XXI – E em 4/10/2002 enviou-lhe o ofícionº13008 de fls 106 (aln U));

XXII – Em 28/10/2002, os RR enviaram ao A a carta de fls 113 (aln V));
XXIII – Para cumprimento do disposto na cláusula 5ª do acordo supra, o A fez o que se refere em M) e o processo de informação prévia foi submetido à apreciação da Câmara em 18/01/2002 (resp. ao q.1º)
XXIV – Na sequência da informação mencionada em N), A e RR contactaram os serviços técnicos da Câmara Municipal de Alcobaça e ficaram a saber que esta autarquia não prevê como , quando ou se poderá vir a efectuar o dito plano de pormenor (resp.ao q.2º)

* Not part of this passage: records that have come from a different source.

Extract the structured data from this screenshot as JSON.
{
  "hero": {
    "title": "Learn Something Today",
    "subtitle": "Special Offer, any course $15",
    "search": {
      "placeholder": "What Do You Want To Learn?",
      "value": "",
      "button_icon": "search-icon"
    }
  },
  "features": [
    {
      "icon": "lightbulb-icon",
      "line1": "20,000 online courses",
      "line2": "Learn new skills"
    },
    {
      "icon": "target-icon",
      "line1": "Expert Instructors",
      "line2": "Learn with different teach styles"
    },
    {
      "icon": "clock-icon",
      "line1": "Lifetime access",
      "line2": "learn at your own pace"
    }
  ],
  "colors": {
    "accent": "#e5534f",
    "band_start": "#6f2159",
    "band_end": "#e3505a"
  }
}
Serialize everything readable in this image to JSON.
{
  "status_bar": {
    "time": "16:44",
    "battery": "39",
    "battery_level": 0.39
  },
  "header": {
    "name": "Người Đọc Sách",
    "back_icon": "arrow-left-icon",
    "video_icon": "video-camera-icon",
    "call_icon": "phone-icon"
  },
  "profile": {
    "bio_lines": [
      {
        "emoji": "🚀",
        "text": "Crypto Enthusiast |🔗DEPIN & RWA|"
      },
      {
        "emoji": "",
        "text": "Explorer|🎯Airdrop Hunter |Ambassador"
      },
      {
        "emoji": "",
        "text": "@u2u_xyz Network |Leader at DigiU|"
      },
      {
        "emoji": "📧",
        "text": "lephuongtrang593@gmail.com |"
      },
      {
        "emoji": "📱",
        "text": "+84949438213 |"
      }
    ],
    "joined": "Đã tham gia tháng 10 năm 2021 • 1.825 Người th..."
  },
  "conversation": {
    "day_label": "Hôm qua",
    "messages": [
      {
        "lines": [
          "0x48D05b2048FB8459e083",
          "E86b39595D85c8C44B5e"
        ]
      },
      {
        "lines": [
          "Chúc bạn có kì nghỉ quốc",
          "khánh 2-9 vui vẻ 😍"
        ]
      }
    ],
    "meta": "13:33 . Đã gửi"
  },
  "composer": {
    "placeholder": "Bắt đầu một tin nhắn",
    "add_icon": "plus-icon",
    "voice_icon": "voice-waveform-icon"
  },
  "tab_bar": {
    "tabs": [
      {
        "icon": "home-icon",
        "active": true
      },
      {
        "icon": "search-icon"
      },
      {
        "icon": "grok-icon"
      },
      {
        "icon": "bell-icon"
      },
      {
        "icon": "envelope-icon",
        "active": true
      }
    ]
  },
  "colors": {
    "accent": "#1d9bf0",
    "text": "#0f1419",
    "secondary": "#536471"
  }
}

XXV -Estes condicionalismos eram desconhecidos do A e RR (resp. aos q.s 3º e 4º ) ;
XXVI –O que motivou, atento o disposto na cláusula 10ª do acordo, o envio pelo A aos RR das cartas mencionadas supra em O) (resp. ao q. 6º);
XXVII – Os RR nunca comunicaram ao A qualquer data, hora e lugar para a celebração da escritura de compra e venda( resp.ao q. 9º);
XXVIII – Os RR informaram o A de que estavam dispostos a promover uma reunião junto do executivo camarário tendo em vista obter uma solução que permitisse que a operação urbanística em causa pudesse ser levada a efeito em curto prazo (resp. ao q. 12º)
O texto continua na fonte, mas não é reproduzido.